Muitos filmes de Warhol também correspondem a uma espécie de performance corporal, ou simples aparição em frente à câmera. Porém, os motivos são diferentes nos vídeos pioneiros e nos filmes de Warhol, por exemplo, este joga com a ideia dos superstars, com o exibicionismo, com as celebridades, com o erotismo, a transgressão, e com uma espécie de paródia dos filmes Western de Hollywood. Enquanto que o ato, ou performance, presente no vídeo de Letícia Parente e na maioria dos vídeos brasileiros da década de 1970 tem uma forte conotação política.

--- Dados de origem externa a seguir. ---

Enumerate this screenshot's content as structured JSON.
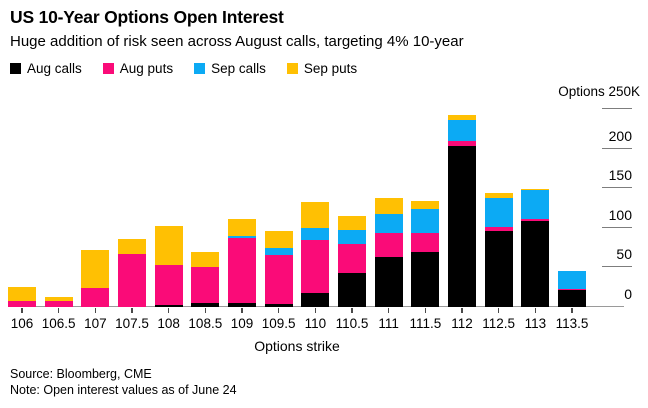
{
  "header": {
    "title": "US 10-Year Options Open Interest",
    "subtitle": "Huge addition of risk seen across August calls, targeting 4% 10-year"
  },
  "chart_data": {
    "type": "bar",
    "stacked": true,
    "title": "US 10-Year Options Open Interest",
    "categories": [
      "106",
      "106.5",
      "107",
      "107.5",
      "108",
      "108.5",
      "109",
      "109.5",
      "110",
      "110.5",
      "111",
      "111.5",
      "112",
      "112.5",
      "113",
      "113.5"
    ],
    "series": [
      {
        "name": "Aug calls",
        "color": "#000000",
        "values": [
          0,
          0,
          0,
          0,
          2,
          5,
          5,
          4,
          18,
          43,
          63,
          69,
          203,
          96,
          109,
          22
        ]
      },
      {
        "name": "Aug puts",
        "color": "#fa0b78",
        "values": [
          7,
          8,
          24,
          67,
          51,
          46,
          82,
          62,
          66,
          37,
          30,
          25,
          6,
          5,
          2,
          1
        ]
      },
      {
        "name": "Sep calls",
        "color": "#0caaf4",
        "values": [
          0,
          0,
          0,
          0,
          0,
          0,
          3,
          8,
          16,
          17,
          24,
          30,
          27,
          37,
          37,
          22
        ]
      },
      {
        "name": "Sep puts",
        "color": "#ffc003",
        "values": [
          18,
          5,
          48,
          19,
          49,
          19,
          21,
          22,
          32,
          18,
          21,
          10,
          6,
          6,
          1,
          0
        ]
      }
    ],
    "y_axis": {
      "unit_label": "Options 250K",
      "ticks": [
        0,
        50,
        100,
        150,
        200,
        250
      ],
      "ylim": [
        0,
        250
      ],
      "side": "right",
      "grid": false
    },
    "x_axis": {
      "title": "Options strike"
    },
    "legend_position": "top-left"
  },
  "footer": {
    "source": "Source: Bloomberg, CME",
    "note": "Note: Open interest values as of June 24"
  }
}
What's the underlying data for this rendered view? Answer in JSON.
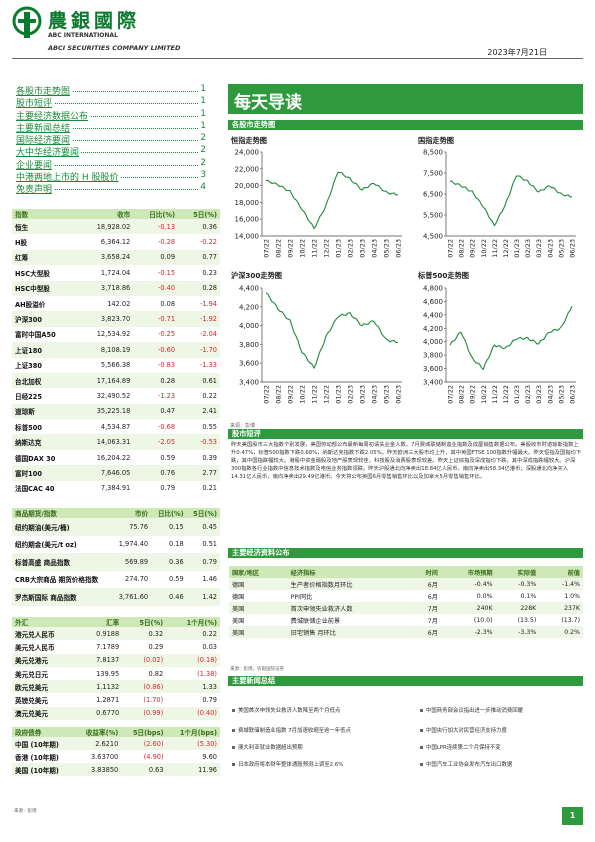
{
  "header": {
    "brand_cn": "農銀國際",
    "brand_en1": "ABC INTERNATIONAL",
    "brand_en2": "ABCI SECURITIES COMPANY LIMITED",
    "date": "2023年7月21日"
  },
  "toc": [
    {
      "label": "各股市走势图",
      "page": "1"
    },
    {
      "label": "股市短评",
      "page": "1"
    },
    {
      "label": "主要经济数据公布",
      "page": "1"
    },
    {
      "label": "主要新闻总结",
      "page": "1"
    },
    {
      "label": "国际经济要闻",
      "page": "2"
    },
    {
      "label": "大中华经济要闻",
      "page": "2"
    },
    {
      "label": "企业要闻",
      "page": "2"
    },
    {
      "label": "中港两地上市的 H 股股价",
      "page": "3"
    },
    {
      "label": "免责声明",
      "page": "4"
    }
  ],
  "indices": {
    "headers": [
      "指数",
      "收市",
      "日比(%)",
      "5日(%)"
    ],
    "rows": [
      [
        "恒生",
        "18,928.02",
        "-0.13",
        "0.36"
      ],
      [
        "H股",
        "6,364.12",
        "-0.28",
        "-0.22"
      ],
      [
        "红筹",
        "3,658.24",
        "0.09",
        "0.77"
      ],
      [
        "HSC大型股",
        "1,724.04",
        "-0.15",
        "0.23"
      ],
      [
        "HSC中型股",
        "3,718.86",
        "-0.40",
        "0.28"
      ],
      [
        "AH股溢价",
        "142.02",
        "0.08",
        "-1.94"
      ],
      [
        "沪深300",
        "3,823.70",
        "-0.71",
        "-1.92"
      ],
      [
        "富时中国A50",
        "12,534.92",
        "-0.25",
        "-2.04"
      ],
      [
        "上证180",
        "8,108.19",
        "-0.60",
        "-1.70"
      ],
      [
        "上证380",
        "5,566.38",
        "-0.83",
        "-1.33"
      ],
      [
        "台北加权",
        "17,164.89",
        "0.28",
        "0.61"
      ],
      [
        "日经225",
        "32,490.52",
        "-1.23",
        "0.22"
      ],
      [
        "道琼斯",
        "35,225.18",
        "0.47",
        "2.41"
      ],
      [
        "标普500",
        "4,534.87",
        "-0.68",
        "0.55"
      ],
      [
        "纳斯达克",
        "14,063.31",
        "-2.05",
        "-0.53"
      ],
      [
        "德国DAX 30",
        "16,204.22",
        "0.59",
        "0.39"
      ],
      [
        "富时100",
        "7,646.05",
        "0.76",
        "2.77"
      ],
      [
        "法国CAC 40",
        "7,384.91",
        "0.79",
        "0.21"
      ]
    ]
  },
  "commodities": {
    "headers": [
      "商品期货/指数",
      "市价",
      "日比(%)",
      "5日(%)"
    ],
    "rows": [
      [
        "纽约期油(美元/桶)",
        "75.76",
        "0.15",
        "0.45"
      ],
      [
        "纽约期金(美元/t oz)",
        "1,974.40",
        "0.18",
        "0.51"
      ],
      [
        "标普高盛 商品指数",
        "569.89",
        "0.36",
        "0.79"
      ],
      [
        "CRB大宗商品 期货价格指数",
        "274.70",
        "0.59",
        "1.46"
      ],
      [
        "罗杰斯国际 商品指数",
        "3,761.60",
        "0.46",
        "1.42"
      ]
    ]
  },
  "fx": {
    "headers": [
      "外汇",
      "汇率",
      "5日(%)",
      "1个月(%)"
    ],
    "rows": [
      [
        "港元兑人民币",
        "0.9188",
        "0.32",
        "0.22"
      ],
      [
        "美元兑人民币",
        "7.1789",
        "0.29",
        "0.03"
      ],
      [
        "美元兑港元",
        "7.8137",
        "(0.02)",
        "(0.18)"
      ],
      [
        "美元兑日元",
        "139.95",
        "0.82",
        "(1.38)"
      ],
      [
        "欧元兑美元",
        "1.1132",
        "(0.86)",
        "1.33"
      ],
      [
        "英镑兑美元",
        "1.2871",
        "(1.70)",
        "0.79"
      ],
      [
        "澳元兑美元",
        "0.6770",
        "(0.99)",
        "(0.40)"
      ]
    ]
  },
  "bonds": {
    "headers": [
      "政府债券",
      "收益率(%)",
      "5日(bps)",
      "1个月(bps)"
    ],
    "rows": [
      [
        "中国 (10年期)",
        "2.6210",
        "(2.60)",
        "(5.30)"
      ],
      [
        "香港 (10年期)",
        "3.63700",
        "(4.90)",
        "9.60"
      ],
      [
        "美国 (10年期)",
        "3.83850",
        "0.63",
        "11.96"
      ]
    ]
  },
  "title": "每天导读",
  "section_charts": "各股市走势图",
  "charts": [
    {
      "title": "恒指走势图",
      "type": "line",
      "yticks": [
        "24,000",
        "22,000",
        "20,000",
        "18,000",
        "16,000",
        "14,000"
      ],
      "ylim": [
        14000,
        24000
      ],
      "x": [
        "07/22",
        "08/22",
        "09/22",
        "10/22",
        "11/22",
        "12/22",
        "01/23",
        "02/23",
        "03/23",
        "04/23",
        "05/23",
        "06/23"
      ],
      "values": [
        20600,
        20100,
        19300,
        17200,
        14900,
        17600,
        21700,
        20800,
        19500,
        20300,
        19200,
        18900
      ]
    },
    {
      "title": "国指走势图",
      "type": "line",
      "yticks": [
        "8,500",
        "7,500",
        "6,500",
        "5,500",
        "4,500"
      ],
      "ylim": [
        4500,
        8500
      ],
      "x": [
        "07/22",
        "08/22",
        "09/22",
        "10/22",
        "11/22",
        "12/22",
        "01/23",
        "02/23",
        "03/23",
        "04/23",
        "05/23",
        "06/23"
      ],
      "values": [
        7100,
        6900,
        6600,
        5900,
        5000,
        6000,
        7400,
        7100,
        6600,
        6900,
        6500,
        6360
      ]
    },
    {
      "title": "沪深300走势图",
      "type": "line",
      "yticks": [
        "4,400",
        "4,200",
        "4,000",
        "3,800",
        "3,600",
        "3,400"
      ],
      "ylim": [
        3400,
        4400
      ],
      "x": [
        "07/22",
        "08/22",
        "09/22",
        "10/22",
        "11/22",
        "12/22",
        "01/23",
        "02/23",
        "03/23",
        "04/23",
        "05/23",
        "06/23"
      ],
      "values": [
        4350,
        4180,
        4050,
        3720,
        3550,
        3880,
        4100,
        4130,
        4000,
        4050,
        3850,
        3820
      ]
    },
    {
      "title": "标普500走势图",
      "type": "line",
      "yticks": [
        "4,800",
        "4,600",
        "4,400",
        "4,200",
        "4,000",
        "3,800",
        "3,600",
        "3,400"
      ],
      "ylim": [
        3400,
        4800
      ],
      "x": [
        "07/22",
        "08/22",
        "09/22",
        "10/22",
        "11/22",
        "12/22",
        "01/23",
        "02/23",
        "03/23",
        "04/23",
        "05/23",
        "06/23"
      ],
      "values": [
        3950,
        4150,
        3750,
        3600,
        3950,
        3900,
        4050,
        4050,
        3970,
        4150,
        4200,
        4530
      ]
    }
  ],
  "chart_source": "来源：彭博",
  "section_market": "股市短评",
  "market_text": "昨天美国股市三大指数个别发展，美国劳动部公布最新每周初请失业金人数，7月费城联储制造业指数及成屋销售数据公布。美股收市时道琼斯指数上升0.47%，标普500指数下跌0.68%，纳斯达克指数下跌2.05%。昨天欧洲三大股市均上升，其中英国FTSE 100指数升幅最大。昨天恒指及国指均下跌，其中国指跌幅较大。港股中资金融股及地产股表现较佳，科技股及消费股表现较差。昨天上证综指及深成指均下跌，其中深成指跌幅较大。沪深300指数各行业指数中信息技术指数及电信业务指数领跌。昨天沪股通北向净卖出18.84亿人民币，南向净卖出58.34亿港币；深股通北向净买入14.31亿人民币，南向净卖出29.49亿港币。今天将公布英国6月零售销售环比以及加拿大5月零售销售环比。",
  "section_econ": "主要经济资料公布",
  "econ": {
    "headers": [
      "国家/地区",
      "经济指标",
      "时间",
      "市场预期",
      "实际值",
      "前值"
    ],
    "rows": [
      [
        "德国",
        "生产者价格指数月环比",
        "6月",
        "-0.4%",
        "-0.3%",
        "-1.4%"
      ],
      [
        "德国",
        "PPI同比",
        "6月",
        "0.0%",
        "0.1%",
        "1.0%"
      ],
      [
        "美国",
        "首次申领失业救济人数",
        "7月",
        "240K",
        "228K",
        "237K"
      ],
      [
        "美国",
        "费城联储企业前景",
        "7月",
        "(10.0)",
        "(13.5)",
        "(13.7)"
      ],
      [
        "美国",
        "旧宅销售 月环比",
        "6月",
        "-2.3%",
        "-3.3%",
        "0.2%"
      ]
    ]
  },
  "econ_source": "来源：彭博，农银国际证券",
  "section_news": "主要新闻总结",
  "news_left": [
    "美国首次申领失业救济人数降至两个月低点",
    "费城联储制造业指数 7月加速收缩至逾一年低点",
    "澳大利亚就业数据超出预期",
    "日本政府将本财年整体通胀预测上调至2.6%"
  ],
  "news_right": [
    "中国商务部会议指出进一步推动消费回暖",
    "中国央行加大对民营经济支持力度",
    "中国LPR连续第二个月保持不变",
    "中国汽车工业协会发布汽车出口数据"
  ],
  "bottom_source": "来源：彭博",
  "page": "1",
  "colors": {
    "brand_green": "#2e9a3d",
    "negative_red": "#d8252b"
  }
}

Em muitos filmes de Warhol a duração dos planos depende da duração das bobinas de filmes, devido a própria escolha do artista, enquanto nos vídeos pioneiros de 1970 a duração também dependia do suporte devido a uma limitação técnica, porém isso influía na linguagem dos vídeos. Esses filmes e vídeos se assemelham ao buscar um registro dos corpos em “tempo real”, onde a duração permeia uma espécie de ato ou performance artística de forma contínua.